Just like he pounds his opponents, mixed martial artist Tito Ortiz is pounding home this message: Don’t text and drive.

“I was taking a day off from training and driving in my Rolls-Royce Phantom, my pride and joy, and I looked down at my phone for literally one second because I had a text — and I crashed my Phantom,” Ortiz writes in a blog post for ESPN.com. “Seriously, kids, don’t text and drive.”

Tito Ortiz says auto insurance won’t cover $45,000 worth of damage to his Rolls-Royce.

The wreck occurred in California, which prohibits texting while driving. However, the Automobile Club of Southern California says that since the texting ban took effect in 2009, the number of drivers who’ve been seen texting actually has risen.

Ortiz, a UFC fighter known as “The Huntington Beach Bad Boy,” says the crash was an expensive lesson. The Rolls-Royce is worth $300,000; the wreck caused about $45,000 worth of damage.
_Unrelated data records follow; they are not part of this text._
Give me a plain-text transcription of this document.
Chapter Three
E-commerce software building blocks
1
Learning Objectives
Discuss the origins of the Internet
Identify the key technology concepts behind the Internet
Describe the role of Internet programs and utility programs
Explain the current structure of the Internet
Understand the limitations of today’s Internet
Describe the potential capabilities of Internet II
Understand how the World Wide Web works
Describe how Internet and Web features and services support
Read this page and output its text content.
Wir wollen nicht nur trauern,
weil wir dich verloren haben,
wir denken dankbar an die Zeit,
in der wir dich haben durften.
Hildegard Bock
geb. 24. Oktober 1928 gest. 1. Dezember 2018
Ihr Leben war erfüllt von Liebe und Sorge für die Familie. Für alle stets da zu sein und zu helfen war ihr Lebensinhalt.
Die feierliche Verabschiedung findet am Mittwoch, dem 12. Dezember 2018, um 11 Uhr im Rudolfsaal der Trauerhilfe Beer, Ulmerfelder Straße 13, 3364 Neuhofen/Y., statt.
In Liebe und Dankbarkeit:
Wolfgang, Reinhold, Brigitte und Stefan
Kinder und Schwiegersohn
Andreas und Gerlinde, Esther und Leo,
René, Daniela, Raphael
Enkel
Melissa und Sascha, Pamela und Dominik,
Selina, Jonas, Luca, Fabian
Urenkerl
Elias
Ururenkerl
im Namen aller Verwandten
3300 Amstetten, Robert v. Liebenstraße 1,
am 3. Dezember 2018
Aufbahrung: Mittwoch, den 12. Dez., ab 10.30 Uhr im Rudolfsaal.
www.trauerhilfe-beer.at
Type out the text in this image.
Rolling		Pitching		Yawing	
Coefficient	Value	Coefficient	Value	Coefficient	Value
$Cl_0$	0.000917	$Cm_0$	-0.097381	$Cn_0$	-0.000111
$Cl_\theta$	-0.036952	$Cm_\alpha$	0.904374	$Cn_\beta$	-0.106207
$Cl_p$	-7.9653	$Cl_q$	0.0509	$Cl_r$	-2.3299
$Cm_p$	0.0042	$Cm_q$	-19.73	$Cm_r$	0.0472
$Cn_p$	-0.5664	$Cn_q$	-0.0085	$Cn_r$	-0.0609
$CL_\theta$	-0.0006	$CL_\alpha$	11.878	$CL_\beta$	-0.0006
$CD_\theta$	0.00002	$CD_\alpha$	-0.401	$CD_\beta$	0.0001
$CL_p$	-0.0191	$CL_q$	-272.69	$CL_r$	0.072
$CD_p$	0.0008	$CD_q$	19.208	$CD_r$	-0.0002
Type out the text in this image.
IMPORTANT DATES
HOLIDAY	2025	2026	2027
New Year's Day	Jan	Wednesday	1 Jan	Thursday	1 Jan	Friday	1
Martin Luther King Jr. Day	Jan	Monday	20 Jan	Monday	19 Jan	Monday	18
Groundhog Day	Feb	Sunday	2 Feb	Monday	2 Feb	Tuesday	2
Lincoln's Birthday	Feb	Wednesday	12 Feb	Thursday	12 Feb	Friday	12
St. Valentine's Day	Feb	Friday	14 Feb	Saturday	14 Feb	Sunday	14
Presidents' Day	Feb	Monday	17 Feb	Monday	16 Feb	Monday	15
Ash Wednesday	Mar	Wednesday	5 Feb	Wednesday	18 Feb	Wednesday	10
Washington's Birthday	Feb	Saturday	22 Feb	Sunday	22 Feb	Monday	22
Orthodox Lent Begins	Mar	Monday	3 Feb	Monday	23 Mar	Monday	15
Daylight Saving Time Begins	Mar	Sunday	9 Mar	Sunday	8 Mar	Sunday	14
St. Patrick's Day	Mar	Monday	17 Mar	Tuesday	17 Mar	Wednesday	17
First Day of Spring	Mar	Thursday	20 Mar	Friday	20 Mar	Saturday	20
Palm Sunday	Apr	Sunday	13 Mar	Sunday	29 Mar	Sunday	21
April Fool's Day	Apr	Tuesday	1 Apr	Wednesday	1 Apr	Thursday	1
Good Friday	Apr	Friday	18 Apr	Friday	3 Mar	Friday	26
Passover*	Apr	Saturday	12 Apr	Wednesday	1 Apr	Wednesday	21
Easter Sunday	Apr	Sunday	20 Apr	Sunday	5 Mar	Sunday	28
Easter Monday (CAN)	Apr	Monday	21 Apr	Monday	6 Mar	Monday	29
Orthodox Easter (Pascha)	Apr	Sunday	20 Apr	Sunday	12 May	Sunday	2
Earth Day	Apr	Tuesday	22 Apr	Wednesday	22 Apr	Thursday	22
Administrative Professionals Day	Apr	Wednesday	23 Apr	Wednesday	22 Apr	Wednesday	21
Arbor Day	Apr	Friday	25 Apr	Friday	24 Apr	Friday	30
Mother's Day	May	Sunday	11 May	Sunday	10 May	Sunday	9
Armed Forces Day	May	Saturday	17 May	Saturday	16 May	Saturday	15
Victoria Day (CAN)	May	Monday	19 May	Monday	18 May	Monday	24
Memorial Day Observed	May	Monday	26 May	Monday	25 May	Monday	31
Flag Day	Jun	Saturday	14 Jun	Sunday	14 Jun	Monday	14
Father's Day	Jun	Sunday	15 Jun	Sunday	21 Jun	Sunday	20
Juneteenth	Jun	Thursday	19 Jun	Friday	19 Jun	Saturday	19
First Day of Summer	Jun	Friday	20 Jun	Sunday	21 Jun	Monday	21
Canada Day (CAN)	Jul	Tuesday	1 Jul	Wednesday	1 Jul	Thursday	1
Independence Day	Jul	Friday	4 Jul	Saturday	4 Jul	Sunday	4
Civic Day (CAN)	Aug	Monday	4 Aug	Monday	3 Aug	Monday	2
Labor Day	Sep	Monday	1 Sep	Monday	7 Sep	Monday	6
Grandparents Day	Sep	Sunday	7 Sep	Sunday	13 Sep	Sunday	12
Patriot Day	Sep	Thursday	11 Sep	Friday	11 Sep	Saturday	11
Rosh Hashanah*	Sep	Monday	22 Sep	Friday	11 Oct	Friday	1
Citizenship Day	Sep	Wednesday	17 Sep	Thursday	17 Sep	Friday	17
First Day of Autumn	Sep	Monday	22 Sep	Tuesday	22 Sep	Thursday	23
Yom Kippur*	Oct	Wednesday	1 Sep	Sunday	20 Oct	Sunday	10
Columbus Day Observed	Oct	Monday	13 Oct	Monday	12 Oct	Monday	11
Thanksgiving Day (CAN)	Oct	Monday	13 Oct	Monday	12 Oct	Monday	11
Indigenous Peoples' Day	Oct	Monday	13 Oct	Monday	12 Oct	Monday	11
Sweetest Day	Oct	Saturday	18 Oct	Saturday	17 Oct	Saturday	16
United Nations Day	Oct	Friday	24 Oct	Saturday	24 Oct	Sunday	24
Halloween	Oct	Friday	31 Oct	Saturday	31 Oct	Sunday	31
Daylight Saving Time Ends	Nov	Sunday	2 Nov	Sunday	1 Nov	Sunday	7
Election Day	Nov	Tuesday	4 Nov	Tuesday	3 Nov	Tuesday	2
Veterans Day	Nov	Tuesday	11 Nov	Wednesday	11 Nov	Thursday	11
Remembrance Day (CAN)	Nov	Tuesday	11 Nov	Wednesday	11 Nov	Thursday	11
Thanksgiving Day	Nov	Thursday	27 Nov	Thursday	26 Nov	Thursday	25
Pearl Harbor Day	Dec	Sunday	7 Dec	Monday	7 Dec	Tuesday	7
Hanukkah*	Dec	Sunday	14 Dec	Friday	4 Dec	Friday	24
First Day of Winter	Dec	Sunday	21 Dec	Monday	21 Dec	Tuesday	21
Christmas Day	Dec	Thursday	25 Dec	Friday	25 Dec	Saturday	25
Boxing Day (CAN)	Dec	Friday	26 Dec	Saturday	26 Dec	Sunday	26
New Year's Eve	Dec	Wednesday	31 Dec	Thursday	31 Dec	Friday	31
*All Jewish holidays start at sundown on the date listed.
The damage isn’t being covered by auto insurance, but it’s not clear why. In a Twitter message, Ortiz says money for repairs “will come out of my pocket.”

“I let my attention slip for one second … I just couldn’t believe what I’d done. The grill was totaled. The headlights were done. The hood was mangled up. It was a really, really expensive mistake,” Ortiz writes on ESPN.com.

Ortiz says he cried over the three-car crash, which happened in late July in Costa Mesa, Calif.

“There will be some guys reading this going ‘Really? Tito cried over a fender bender?’ but I know other guys will understand a man’s love for his vehicle,” he writes. “That’s my pride and joy. I love that car. I worked so hard to get that car. That’s a unique vehicle and I was so dumb to look at my phone.”

Thirty-four states and the District of Columbia prohibit texting while driving, according to the U.S. Department of Transportation. Yet a poll conducted in October 2010 for InsuranceQuotes.com found that 39 percent of licensed U.S. drivers age 18 and above had sent or received a text message while driving.

Distracted driving — including texting while driving — was reported in one-fifth of U.S. injury accidents in 2009, according to the National Highway Traffic Safety Administration.